実は昨夜、秘書達から今後の予定の話があった後、
グレゴワール様から、アレクサンドル陛下を交えて、
3人で婚約発表の打ち合わせをしておきたいと、いきなり話があったのだ。
イレギュラーで大事な打ち合わせが入る。
こういう事はままある。
グレゴワール様曰はく、アレクサンドル陛下のご意向もあり、
ルクレツィア様が落ち着き心安らぐ為に、出来るだけ早く婚約を発表した方が良いとの事だ。
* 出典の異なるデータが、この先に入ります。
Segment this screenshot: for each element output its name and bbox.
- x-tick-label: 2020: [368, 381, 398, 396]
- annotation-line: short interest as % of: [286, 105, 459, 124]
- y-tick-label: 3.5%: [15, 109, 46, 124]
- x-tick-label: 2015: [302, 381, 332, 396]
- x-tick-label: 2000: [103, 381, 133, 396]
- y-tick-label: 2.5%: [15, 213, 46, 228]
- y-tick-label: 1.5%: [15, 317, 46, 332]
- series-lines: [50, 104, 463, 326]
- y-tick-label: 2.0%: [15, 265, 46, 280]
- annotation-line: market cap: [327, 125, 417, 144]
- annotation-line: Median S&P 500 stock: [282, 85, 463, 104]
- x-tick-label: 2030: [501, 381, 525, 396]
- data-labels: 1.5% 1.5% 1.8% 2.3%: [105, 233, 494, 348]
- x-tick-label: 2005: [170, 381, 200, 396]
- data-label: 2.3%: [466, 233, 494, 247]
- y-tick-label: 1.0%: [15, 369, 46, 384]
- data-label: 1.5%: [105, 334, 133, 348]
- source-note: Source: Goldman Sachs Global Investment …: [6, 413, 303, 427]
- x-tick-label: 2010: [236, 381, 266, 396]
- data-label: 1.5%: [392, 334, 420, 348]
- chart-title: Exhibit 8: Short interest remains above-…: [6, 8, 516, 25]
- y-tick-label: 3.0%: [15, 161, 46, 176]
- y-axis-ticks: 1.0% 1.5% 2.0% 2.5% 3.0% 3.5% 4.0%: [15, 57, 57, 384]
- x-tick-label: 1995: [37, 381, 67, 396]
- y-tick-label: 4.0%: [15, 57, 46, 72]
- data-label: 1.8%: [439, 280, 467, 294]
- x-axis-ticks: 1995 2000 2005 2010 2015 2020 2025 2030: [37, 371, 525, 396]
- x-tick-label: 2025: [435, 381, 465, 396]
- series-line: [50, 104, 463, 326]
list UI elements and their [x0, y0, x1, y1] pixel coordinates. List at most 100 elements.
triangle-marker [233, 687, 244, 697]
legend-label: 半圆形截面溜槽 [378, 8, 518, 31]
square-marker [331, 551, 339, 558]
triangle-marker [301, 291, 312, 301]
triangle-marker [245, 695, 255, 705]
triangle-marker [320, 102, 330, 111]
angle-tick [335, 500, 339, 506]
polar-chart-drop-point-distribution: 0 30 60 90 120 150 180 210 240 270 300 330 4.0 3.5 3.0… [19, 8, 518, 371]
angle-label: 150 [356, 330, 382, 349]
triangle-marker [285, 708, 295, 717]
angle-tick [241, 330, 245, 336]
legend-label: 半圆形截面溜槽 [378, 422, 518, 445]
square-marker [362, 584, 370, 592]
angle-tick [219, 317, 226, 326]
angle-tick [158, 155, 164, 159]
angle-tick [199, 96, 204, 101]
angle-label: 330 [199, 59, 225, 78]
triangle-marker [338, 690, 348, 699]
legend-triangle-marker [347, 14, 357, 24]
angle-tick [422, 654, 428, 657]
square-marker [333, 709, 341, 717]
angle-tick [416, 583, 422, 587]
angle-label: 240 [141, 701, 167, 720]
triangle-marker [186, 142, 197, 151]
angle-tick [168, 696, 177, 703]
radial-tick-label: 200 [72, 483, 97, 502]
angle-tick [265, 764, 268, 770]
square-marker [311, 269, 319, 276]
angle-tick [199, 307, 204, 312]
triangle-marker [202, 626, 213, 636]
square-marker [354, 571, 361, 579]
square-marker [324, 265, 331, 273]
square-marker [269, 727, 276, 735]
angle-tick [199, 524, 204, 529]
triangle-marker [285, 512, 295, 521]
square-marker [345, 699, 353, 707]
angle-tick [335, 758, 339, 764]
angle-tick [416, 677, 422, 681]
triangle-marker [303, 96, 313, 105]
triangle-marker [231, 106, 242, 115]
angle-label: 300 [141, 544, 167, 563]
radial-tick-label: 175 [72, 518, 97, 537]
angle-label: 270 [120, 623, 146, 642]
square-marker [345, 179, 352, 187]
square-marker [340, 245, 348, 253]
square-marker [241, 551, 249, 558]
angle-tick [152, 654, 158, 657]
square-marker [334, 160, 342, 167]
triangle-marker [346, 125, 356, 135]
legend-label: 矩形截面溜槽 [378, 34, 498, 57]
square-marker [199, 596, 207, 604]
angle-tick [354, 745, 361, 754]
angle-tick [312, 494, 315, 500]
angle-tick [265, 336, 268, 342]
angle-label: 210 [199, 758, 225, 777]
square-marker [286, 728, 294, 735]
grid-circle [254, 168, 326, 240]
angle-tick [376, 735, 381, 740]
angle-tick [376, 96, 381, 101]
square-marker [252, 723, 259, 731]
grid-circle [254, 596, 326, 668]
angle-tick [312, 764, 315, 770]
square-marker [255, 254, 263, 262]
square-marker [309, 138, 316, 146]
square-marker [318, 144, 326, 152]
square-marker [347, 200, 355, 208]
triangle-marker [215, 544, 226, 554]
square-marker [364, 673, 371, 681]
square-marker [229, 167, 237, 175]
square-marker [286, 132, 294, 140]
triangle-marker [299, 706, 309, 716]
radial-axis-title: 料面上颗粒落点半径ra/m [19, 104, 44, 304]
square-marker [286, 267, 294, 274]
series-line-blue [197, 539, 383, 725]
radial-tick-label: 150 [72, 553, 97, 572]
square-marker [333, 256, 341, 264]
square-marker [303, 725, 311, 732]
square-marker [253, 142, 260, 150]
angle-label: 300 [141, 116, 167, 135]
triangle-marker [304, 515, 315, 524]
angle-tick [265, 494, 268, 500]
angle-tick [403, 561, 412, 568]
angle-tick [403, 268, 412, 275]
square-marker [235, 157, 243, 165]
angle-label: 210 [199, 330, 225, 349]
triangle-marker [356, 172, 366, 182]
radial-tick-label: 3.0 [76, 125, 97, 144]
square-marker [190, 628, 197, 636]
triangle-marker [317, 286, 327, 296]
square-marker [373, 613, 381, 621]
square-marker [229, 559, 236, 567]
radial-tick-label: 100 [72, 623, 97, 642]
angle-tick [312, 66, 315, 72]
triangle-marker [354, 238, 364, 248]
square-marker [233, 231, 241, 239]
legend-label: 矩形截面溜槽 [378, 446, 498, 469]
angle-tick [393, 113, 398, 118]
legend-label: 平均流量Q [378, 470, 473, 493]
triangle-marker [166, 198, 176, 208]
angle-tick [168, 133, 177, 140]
俺とルクレツィア様との婚約発表から結婚の話は間違いなく、
ファルコ王国における国民的なイベントとなる。
何せ、美貌の王女、国王アレクサンドル陛下の妹君ルクレツィア様が、
大破壊を収束させた英雄の俺と結婚するのだ。
大破壊収束の公式発表があったばかりのこのタイミングで、
王国民達が、伯爵の爵位を授与された俺を偉大な英雄と認識しているうちに、
発表するのがとベストだいうご判断なのだ。
ちなみに、ルクレツィア様の婚約発表の翌日、
公爵令嬢たるジョルジエット様以下、俺と5人の女子の婚約と結婚も、
追って発表の段取りとなっている。
こちらはグレゴワール様の考えである。
ばらばらと、さみだれ式で別々に発表するよりも
ルクレツィア様との婚約、結婚確定の発表直後、
一気で5人一緒にオープンにした方が、良いとの判断なのである。
王女ルクレツィア様のご結婚話は、インパクトが最強なのは間違いない。
間違いなく国内外から注目されるだろう。
だが、ジョルジエット様は、譜代貴族中の貴族、名門リヴァロル公爵家のご令嬢、
王国宰相を務め、王国貴族トップのグレゴワール様ご令嬢。
そのご結婚なのだ。
インパクトもかなりのものである。
そのVIP女子ふたり以外にも、更に美女が4人、
計6人もの麗しき嫁が居るというのは、強烈且つ相当なもの。
「ごらあ! リア充、大爆発しろ!」とか、
「てめ! ふざけるな! 恥知らずなジゴロ野郎!」とか、
「おい! 月夜の晩ばかりじゃねえぞ!」とか、
やっかみ、そねみ、怨嗟の声が上がるのは必定。
オーガを5千体討伐し、大破壊を収束させたという功績がなければ、
ふざけるなと、大炎上するのは必至だ。
そんな大炎上回避の為にも、このような段取りを組んだと、
グレゴワール様からは、言われたのである。
◇◆◇◆◇◆◇◆◇◆◇◆◇◆◇◆
馬車が王宮へ到着。
例によって、数多の護衛岸のチェックを受けながら、俺と秘書達は歩く。
途中、王国宰相執務室へ第二秘書、フォスティーヌ・アルノーさん経由でグレゴワール様へお声がけ。
「後ほど、伺います」と伝言を託す。
アレクサンドル陛下との打合せは、王国宰相執務室へグレゴワール様を訪ね合流。
一緒に伺うのだ。
ということで、それから、自室である王国執行官執務室へ秘書達とイン。
ひと休みしてお茶を飲んでから、俺だけが王国宰相執務室へ。
打合せの内容が内容である。
シルヴェーヌさん以下の秘書達は、上手く話をしてくださいと、
期待を込めた眼差しで俺を送り出した。
王国宰相執務室へグレゴワール様を訪ね合流すると、
王宮の奥にある国王陛下のプライベートルームのひとつ、
特別応接室付きの国王専用書斎へ。
VIPだらけ、護衛だらけの王宮なので、単に移動をするだけでも大変。
時間と手間がかかる。
グレゴワール様と俺を先導する警護騎士が、
「王国宰相、グレゴワール・リヴァロル公爵閣下と、王国執行官、ロイク・アルシェ伯爵をお連れしました!」
おお、俺は以前、ご一行、その他大勢扱いだったのに、名前と爵位で呼ばれた!
感慨深い!
続いて、グレゴワール様が、声を張り上げる。
「朝早いが、事前にお願いし、お時間を頂いておる! 陛下にお会いしたい!」
すると、陛下の警護騎士のひとりが、びしっと敬礼。
「かしこまりました! 陛下より、お聞きしております! どうぞ! 中へお入りくださいませ!」
と言い放ち、更に書斎へ向かい、
「陛下! 王国宰相、グレゴワール・リヴァロル公爵閣下と、王国執行官、ロイク・アルシェ伯爵がいらっしゃいました!」
とひときわ大きな声で言い放った。
対して、
「うむ!! 大儀である!! グレゴワールとロイクを、すぐ中へ通してくれ!!」
と、ファルコ王国第81代国王、アレクサンドル・ファルコ陛下の声が、
大きく大きく響いていたのである。